Phosphocholine-induced energy source shift alleviates mitochondrial dysfunction in lung cells caused by geospecific PM 2.5 components

Abstract

Fine particulate matter (PM 2.5 ) is globally recognized for its adverse implications on human health. Yet, remain limited the individual contribution of particular PM 2.5 components to its toxicity, especially considering regional disparities. Moreover, prevention solutions for PM 2.5 -associated health effects are scarce.

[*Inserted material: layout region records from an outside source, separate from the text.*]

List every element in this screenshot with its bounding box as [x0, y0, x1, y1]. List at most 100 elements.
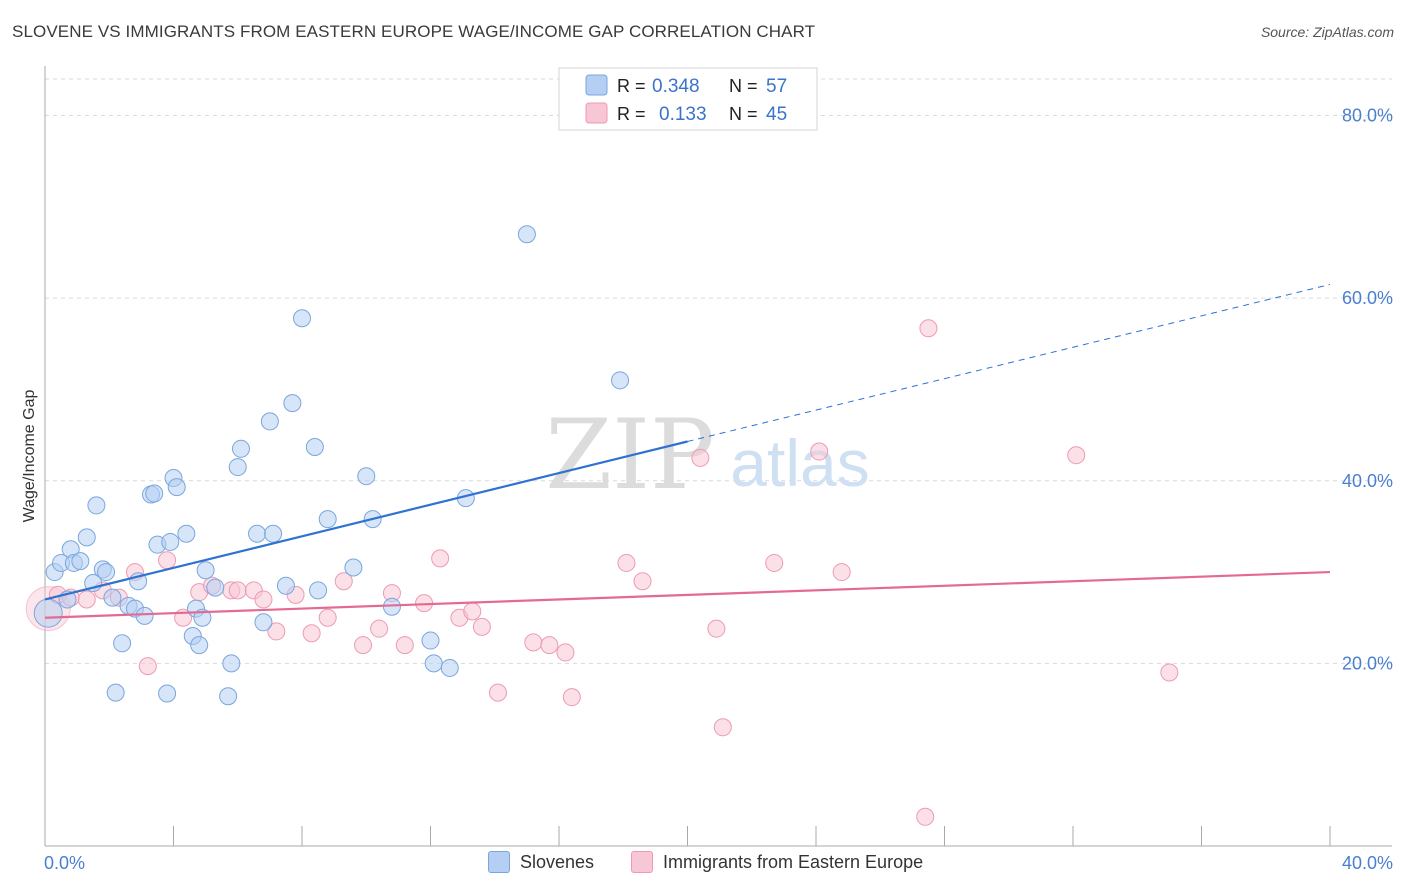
data-point: [228, 581, 247, 600]
data-point: [106, 683, 125, 702]
data-point: [919, 319, 938, 338]
data-point: [472, 617, 491, 636]
data-point: [264, 524, 283, 543]
data-point: [177, 524, 196, 543]
grid-lines: [45, 78, 1392, 664]
trend-lines: [44, 283, 1331, 619]
watermark-atlas: atlas: [730, 426, 869, 500]
data-point: [713, 718, 732, 737]
data-point: [193, 608, 212, 627]
legend-swatch-immigrants: [585, 102, 608, 124]
data-point: [267, 622, 286, 641]
data-point: [1067, 446, 1086, 465]
legend: R = 0.348 N = 57 R = 0.133 N = 45: [558, 67, 818, 131]
data-point: [424, 654, 443, 673]
data-point: [167, 478, 186, 497]
bottom-legend-swatch-immigrants: [631, 851, 653, 873]
y-tick-label: 60.0%: [1342, 288, 1393, 308]
data-point: [810, 442, 829, 461]
data-point: [158, 684, 177, 703]
data-point: [354, 636, 373, 655]
legend-swatch-slovenes: [585, 74, 608, 96]
data-point: [370, 619, 389, 638]
data-point: [305, 437, 324, 456]
data-point: [97, 563, 116, 582]
data-point: [916, 807, 935, 826]
bottom-legend-swatch-slovenes: [488, 851, 510, 873]
data-point: [190, 636, 209, 655]
bottom-legend: Slovenes Immigrants from Eastern Europe: [0, 851, 1406, 879]
bottom-legend-slovenes: Slovenes: [488, 851, 594, 873]
legend-n-value-2: 45: [766, 104, 787, 125]
data-point: [691, 448, 710, 467]
data-point: [135, 606, 154, 625]
data-point: [276, 576, 295, 595]
data-point: [318, 608, 337, 627]
tick-labels: 20.0% 40.0% 60.0% 80.0% 0.0% 40.0%: [44, 106, 1393, 873]
data-point: [77, 590, 96, 609]
data-point: [617, 553, 636, 572]
data-point: [138, 657, 157, 676]
data-point: [1160, 663, 1179, 682]
bottom-legend-immigrants: Immigrants from Eastern Europe: [631, 851, 923, 873]
y-axis-label: Wage/Income Gap: [21, 390, 38, 523]
data-point: [431, 549, 450, 568]
legend-r-value-2: 0.133: [659, 104, 707, 125]
data-point: [357, 467, 376, 486]
data-point: [283, 394, 302, 413]
data-point: [161, 532, 180, 551]
chart-title: SLOVENE VS IMMIGRANTS FROM EASTERN EUROP…: [12, 22, 816, 41]
data-point: [318, 510, 337, 529]
trend-line-immigrants: [44, 570, 1331, 619]
data-point: [524, 633, 543, 652]
data-point: [260, 412, 279, 431]
data-point: [87, 496, 106, 515]
data-point: [562, 688, 581, 707]
data-point: [463, 602, 482, 621]
data-point: [77, 528, 96, 547]
trend-line-slovenes: [44, 440, 688, 601]
source-label: Source: ZipAtlas.com: [1260, 24, 1394, 40]
data-point: [254, 613, 273, 632]
axes: [44, 66, 1392, 847]
data-point: [611, 371, 630, 390]
data-point: [248, 524, 267, 543]
x-tick-label: 0.0%: [44, 853, 85, 873]
data-point: [309, 581, 328, 600]
legend-n-value-1: 57: [766, 76, 787, 97]
data-point: [382, 597, 401, 616]
y-tick-label: 40.0%: [1342, 471, 1393, 491]
data-point: [302, 624, 321, 643]
data-point: [293, 309, 311, 328]
data-point: [765, 553, 784, 572]
series-slovenes-points: [33, 225, 630, 706]
bottom-legend-label-immigrants: Immigrants from Eastern Europe: [663, 851, 924, 872]
data-point: [254, 590, 273, 609]
data-point: [395, 636, 414, 655]
legend-r-label-1: R =: [617, 76, 646, 96]
data-point: [158, 551, 177, 570]
data-point: [440, 658, 459, 677]
data-point: [145, 484, 164, 503]
trend-line-slovenes-extension: [687, 283, 1331, 442]
data-point: [540, 636, 559, 655]
y-tick-label: 80.0%: [1342, 106, 1393, 126]
y-tick-label: 20.0%: [1342, 653, 1393, 673]
data-point: [206, 578, 225, 597]
data-point: [231, 439, 250, 458]
data-point: [228, 458, 247, 477]
data-point: [113, 634, 132, 653]
data-point: [219, 687, 238, 706]
data-point: [707, 619, 726, 638]
data-point: [832, 563, 851, 582]
data-point: [344, 558, 363, 577]
data-point: [196, 561, 215, 580]
data-point: [556, 643, 575, 662]
data-point: [334, 572, 353, 591]
data-point: [222, 654, 241, 673]
legend-n-label-1: N =: [729, 76, 758, 96]
data-point: [103, 588, 122, 607]
data-point: [488, 683, 507, 702]
data-point: [517, 225, 536, 244]
data-point: [421, 631, 440, 650]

In the present study, we comprehensively characterized and compared the primary PM 2.5 constituents and their altered metabolites from two locations: Taiyuan and Guangzhou. Analysis of year-long PM 2.5 samples revealed 84 major components, encompassing organic carbon, elemental carbon, ions, metals, and organic chemicals. PM 2.5 from Taiyuan exhibited higher contamination, associated health risks, dithiothreitol activity, and cytotoxicities than Guangzhou’s counterpart. Applying metabolomics, BEAS-2B lung cells exposed to PM 2.5 from both cities were screened for significant alterations. A correlation analysis revealed the metabolites altered by PM 2.5 and the critical toxic PM 2.5 components in both regions. Among the PM 2.5 -down-regulated metabolites, phosphocholine emerged as a promising intervention for PM 2.5 cytotoxicities. Its supplementation effectively attenuated PM 2.5 -induced energy metabolism disorder and cell death via activating fatty acid oxidation and inhibiting Phospho1 expression. The highlighted toxic chemicals displayed combined toxicities, potentially counteracted by phosphocholine. Our study offered a promising functional metabolite to alleviate PM 2.5 -induced cellular disorder and provided insights into the geo-based variability in toxic PM 2.5 components.